Serafina can make life pretty difficult for us these days. She is two and a half now and a very busy, curious little girl. Into everything. Exploring everything. Climbing on everything. Needless to say, these days have been frustrating, but this afternoon we had such a beautiful moment together, just me and her. The girls were outside playing in the snow, building a snowman while Serafina and I had a nice warm bath. She loves water. She loves the lake in the summer and all year round she loves the tub. She would stay in forever if I let her.
So there we were, just her and I enjoying our bath. She was filling a cup with water and watching it pour into the water and splash up at her, making her smile. She was having so much fun just playing in the water. Then I looked into those big, round, innocent, smiling eyes and my heart melted. I love her so much! Even though she drives me crazy and life seems so busy and crazy raising three girls, just one glance into those eyes makes me forget all the frustration and fears I often feel as a parent. I want to do so much for them. I want to be the best mom that I can be. I want them to have a good childhood and to have many memories to look back on. Memories that they will smile at and laugh about. The good times we create through the difficulties and frustrations. Like when I feel so tired, but I make the effort to read a story anyway and make it funny for them. Or when I feel like getting mad or upset, but decide to turn on some music and dance with them.
Life goes by faster everyday and I feel like I can’t keep up to it, no matter how much I try. Things are quite busy and our days are full. Our mornings are filled with homeschooling. In between I cook and clean and try to find a little rest time to read or just be so that I can recharge myself and come back to life stronger and better able to love and serve my family. Life is a difficult balance, but amidst the chaos and business I never want to lose my center. I never want to close my eyes and lose my ability to see the beauty in every bit of it, even the chaotic parts. But that’s life. Half the time, I do feel asleep. I feel like life’s strong current sweeps my mindfulness away more often than I would like it to.

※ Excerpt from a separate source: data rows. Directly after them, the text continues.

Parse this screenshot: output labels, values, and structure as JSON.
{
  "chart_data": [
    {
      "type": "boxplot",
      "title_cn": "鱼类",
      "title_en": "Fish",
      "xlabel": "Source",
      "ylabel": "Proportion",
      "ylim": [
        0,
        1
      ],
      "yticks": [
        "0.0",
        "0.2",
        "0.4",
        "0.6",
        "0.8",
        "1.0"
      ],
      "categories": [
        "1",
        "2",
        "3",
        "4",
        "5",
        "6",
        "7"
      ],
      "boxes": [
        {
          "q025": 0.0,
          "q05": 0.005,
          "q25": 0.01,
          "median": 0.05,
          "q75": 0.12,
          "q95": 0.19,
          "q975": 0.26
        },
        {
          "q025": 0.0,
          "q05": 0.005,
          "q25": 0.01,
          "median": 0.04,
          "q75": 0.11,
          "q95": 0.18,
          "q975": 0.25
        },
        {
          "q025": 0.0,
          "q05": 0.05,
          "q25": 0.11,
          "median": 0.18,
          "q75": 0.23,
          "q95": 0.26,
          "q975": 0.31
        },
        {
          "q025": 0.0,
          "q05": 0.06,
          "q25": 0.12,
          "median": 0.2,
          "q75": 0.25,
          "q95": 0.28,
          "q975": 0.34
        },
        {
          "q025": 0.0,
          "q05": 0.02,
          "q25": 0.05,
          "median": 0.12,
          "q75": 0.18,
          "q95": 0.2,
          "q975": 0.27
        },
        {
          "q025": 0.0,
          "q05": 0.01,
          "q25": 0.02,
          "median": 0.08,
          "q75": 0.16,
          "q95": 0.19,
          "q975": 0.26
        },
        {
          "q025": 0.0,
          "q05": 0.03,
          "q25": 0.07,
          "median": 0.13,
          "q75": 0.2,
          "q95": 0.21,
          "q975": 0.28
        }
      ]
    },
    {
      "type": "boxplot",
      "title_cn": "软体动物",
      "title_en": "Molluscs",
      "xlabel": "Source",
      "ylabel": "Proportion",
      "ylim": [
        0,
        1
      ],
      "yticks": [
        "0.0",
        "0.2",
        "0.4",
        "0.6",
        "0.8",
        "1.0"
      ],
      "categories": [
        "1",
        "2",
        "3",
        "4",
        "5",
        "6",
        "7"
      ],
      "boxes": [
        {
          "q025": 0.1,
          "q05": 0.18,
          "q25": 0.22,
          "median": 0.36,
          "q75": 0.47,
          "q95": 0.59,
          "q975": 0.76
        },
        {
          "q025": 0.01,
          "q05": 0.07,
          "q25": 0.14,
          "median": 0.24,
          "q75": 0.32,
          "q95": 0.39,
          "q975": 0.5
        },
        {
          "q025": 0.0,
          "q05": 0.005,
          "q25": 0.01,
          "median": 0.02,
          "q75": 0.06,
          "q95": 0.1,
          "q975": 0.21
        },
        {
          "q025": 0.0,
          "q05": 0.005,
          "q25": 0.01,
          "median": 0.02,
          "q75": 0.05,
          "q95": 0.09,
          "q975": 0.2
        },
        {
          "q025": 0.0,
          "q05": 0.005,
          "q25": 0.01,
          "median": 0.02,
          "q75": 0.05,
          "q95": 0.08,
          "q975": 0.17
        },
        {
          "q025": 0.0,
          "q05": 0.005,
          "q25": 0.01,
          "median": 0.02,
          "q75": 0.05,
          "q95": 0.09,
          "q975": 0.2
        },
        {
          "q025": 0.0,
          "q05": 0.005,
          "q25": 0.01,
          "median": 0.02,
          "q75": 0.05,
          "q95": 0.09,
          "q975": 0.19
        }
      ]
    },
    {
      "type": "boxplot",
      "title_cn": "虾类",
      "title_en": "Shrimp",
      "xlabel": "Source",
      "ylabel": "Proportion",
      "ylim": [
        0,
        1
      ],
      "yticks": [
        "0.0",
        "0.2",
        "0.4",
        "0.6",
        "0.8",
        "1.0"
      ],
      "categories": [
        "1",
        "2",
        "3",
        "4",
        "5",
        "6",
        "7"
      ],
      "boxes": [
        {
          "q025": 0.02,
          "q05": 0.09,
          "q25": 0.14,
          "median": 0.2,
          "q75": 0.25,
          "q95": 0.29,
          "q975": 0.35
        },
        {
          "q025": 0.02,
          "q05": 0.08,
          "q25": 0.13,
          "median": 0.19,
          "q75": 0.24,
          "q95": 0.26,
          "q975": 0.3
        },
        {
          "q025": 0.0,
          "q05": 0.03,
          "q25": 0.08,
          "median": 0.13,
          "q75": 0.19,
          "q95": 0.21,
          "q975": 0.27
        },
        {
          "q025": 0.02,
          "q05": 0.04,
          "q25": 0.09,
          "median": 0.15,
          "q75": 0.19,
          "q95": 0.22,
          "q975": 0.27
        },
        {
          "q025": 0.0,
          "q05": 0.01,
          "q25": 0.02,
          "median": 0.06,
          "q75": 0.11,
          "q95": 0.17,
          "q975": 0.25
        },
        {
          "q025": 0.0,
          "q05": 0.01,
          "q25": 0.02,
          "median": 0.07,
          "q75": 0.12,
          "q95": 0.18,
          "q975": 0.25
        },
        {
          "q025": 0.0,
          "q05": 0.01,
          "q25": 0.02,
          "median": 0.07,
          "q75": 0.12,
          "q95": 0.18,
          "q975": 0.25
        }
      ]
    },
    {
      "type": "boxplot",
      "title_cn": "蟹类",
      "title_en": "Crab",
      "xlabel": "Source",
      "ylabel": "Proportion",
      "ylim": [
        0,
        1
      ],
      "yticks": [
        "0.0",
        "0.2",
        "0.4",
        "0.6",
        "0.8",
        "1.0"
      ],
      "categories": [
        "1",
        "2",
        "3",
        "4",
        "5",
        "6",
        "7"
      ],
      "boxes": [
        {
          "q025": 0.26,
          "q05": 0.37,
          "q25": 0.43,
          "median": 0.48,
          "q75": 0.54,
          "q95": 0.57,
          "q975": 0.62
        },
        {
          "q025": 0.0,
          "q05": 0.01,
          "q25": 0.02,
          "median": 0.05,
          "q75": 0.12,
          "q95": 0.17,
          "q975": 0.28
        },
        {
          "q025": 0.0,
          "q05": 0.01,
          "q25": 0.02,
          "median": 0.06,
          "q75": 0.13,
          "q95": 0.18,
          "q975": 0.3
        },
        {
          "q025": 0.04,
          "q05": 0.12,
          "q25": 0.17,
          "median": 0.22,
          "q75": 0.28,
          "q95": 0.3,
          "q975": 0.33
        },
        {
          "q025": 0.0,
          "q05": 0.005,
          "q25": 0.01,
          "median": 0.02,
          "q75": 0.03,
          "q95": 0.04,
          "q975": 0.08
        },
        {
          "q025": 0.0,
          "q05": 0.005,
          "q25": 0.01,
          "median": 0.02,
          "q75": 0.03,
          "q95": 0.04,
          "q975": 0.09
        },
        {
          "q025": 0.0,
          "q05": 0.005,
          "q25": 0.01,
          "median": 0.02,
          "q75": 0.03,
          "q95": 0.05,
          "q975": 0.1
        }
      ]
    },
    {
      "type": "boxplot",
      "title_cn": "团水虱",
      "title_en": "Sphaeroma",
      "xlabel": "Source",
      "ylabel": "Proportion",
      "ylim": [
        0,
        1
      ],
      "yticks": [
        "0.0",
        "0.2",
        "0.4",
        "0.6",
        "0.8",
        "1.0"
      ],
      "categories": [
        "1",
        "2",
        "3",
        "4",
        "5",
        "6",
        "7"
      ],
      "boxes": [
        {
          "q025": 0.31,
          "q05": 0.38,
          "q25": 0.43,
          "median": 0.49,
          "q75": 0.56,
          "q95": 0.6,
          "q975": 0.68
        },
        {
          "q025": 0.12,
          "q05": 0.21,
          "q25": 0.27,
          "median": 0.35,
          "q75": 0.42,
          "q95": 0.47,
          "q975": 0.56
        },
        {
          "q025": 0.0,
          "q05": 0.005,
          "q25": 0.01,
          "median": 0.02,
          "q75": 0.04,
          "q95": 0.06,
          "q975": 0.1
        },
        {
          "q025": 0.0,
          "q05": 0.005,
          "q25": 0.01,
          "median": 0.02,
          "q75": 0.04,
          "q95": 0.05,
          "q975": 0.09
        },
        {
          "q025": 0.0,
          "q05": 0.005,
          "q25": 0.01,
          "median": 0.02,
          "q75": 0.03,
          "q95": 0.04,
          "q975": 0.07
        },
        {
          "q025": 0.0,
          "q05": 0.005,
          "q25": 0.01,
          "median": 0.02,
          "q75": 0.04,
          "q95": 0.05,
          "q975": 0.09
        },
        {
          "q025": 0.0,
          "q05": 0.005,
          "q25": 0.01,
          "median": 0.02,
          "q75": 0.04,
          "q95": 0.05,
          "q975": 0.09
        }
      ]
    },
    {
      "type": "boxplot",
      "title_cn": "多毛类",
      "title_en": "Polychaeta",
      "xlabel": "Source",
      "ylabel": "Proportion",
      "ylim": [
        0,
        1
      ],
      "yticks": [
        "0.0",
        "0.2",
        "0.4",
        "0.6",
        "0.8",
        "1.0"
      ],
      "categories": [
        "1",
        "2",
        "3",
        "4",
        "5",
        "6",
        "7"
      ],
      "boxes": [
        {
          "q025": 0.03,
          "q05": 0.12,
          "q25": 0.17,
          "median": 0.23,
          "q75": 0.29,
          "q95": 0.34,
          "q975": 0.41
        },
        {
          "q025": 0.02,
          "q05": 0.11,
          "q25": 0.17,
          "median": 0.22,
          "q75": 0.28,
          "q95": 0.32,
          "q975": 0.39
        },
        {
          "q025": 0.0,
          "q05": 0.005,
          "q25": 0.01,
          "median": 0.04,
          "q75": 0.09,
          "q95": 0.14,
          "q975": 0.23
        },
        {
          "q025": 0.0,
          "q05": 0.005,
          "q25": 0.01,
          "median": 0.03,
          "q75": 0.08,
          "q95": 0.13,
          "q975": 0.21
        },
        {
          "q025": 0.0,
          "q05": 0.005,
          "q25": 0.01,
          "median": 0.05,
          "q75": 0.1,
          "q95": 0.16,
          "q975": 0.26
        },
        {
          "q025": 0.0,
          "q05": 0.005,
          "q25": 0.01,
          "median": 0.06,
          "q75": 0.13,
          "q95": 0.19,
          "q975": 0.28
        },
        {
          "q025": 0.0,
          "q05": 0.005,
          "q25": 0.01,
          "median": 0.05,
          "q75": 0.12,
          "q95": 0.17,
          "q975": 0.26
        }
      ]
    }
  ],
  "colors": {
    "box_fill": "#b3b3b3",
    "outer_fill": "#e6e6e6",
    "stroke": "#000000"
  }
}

I am not perfect and I know life is not to be all perfect and sane and easy. I am not even sure that I would want it to be. I feel like with each time period of feeling asleep and losing my mindfulness, I learn something. After going through moments where I lose my focus and feel as though I have had my eyes closed to life and to my blessings, when I open them again life is so much more full. I see so much more beauty and feel so much more gratitude than ever before.
It is like in one of my favorite songs, Everything Is Sound by Jason Mraz. He says,
Ha, la, la, la, la, la, la, Hallelujah
Everything is sound
It’s a song that I’ve forgotten often
It doesn’t make me wrong
Cause we all need the darkness, to see the light
Instead of feeling bad for not always being able to be positive and awake and grateful, just to know that even when we do forget the good, the true and the beautiful and aren’t living with our eyes fully open, awake and aware of the completeness, perfection and meaning of each and every moment, everything is sound. Everything is working for a greater purpose and for good, even if it doesn’t seem to be. Even when all we see is darkness or feel is frustration or confusion, there is always light. There is a higher purpose for everything. Each and every moment is a learning experience and is given to us to awaken and evolve.
So even though I am not there yet (wherever ‘there’ may be) and I am not perfect, or enlightened, or even my ideal of myself, I am grateful for every moment of life. This whole beautiful life that I’ve been given. And I am especially grateful for those moments, like the one I had this afternoon, where all of a sudden my eyes are open wide, my mind is calm and I see the real beauty and perfection in life and in the little things that we often do close our eyes and hearts to.
There is so much we can see, so much we can learn and understand if we keep our eyes and hearts open and just know that everything is sound.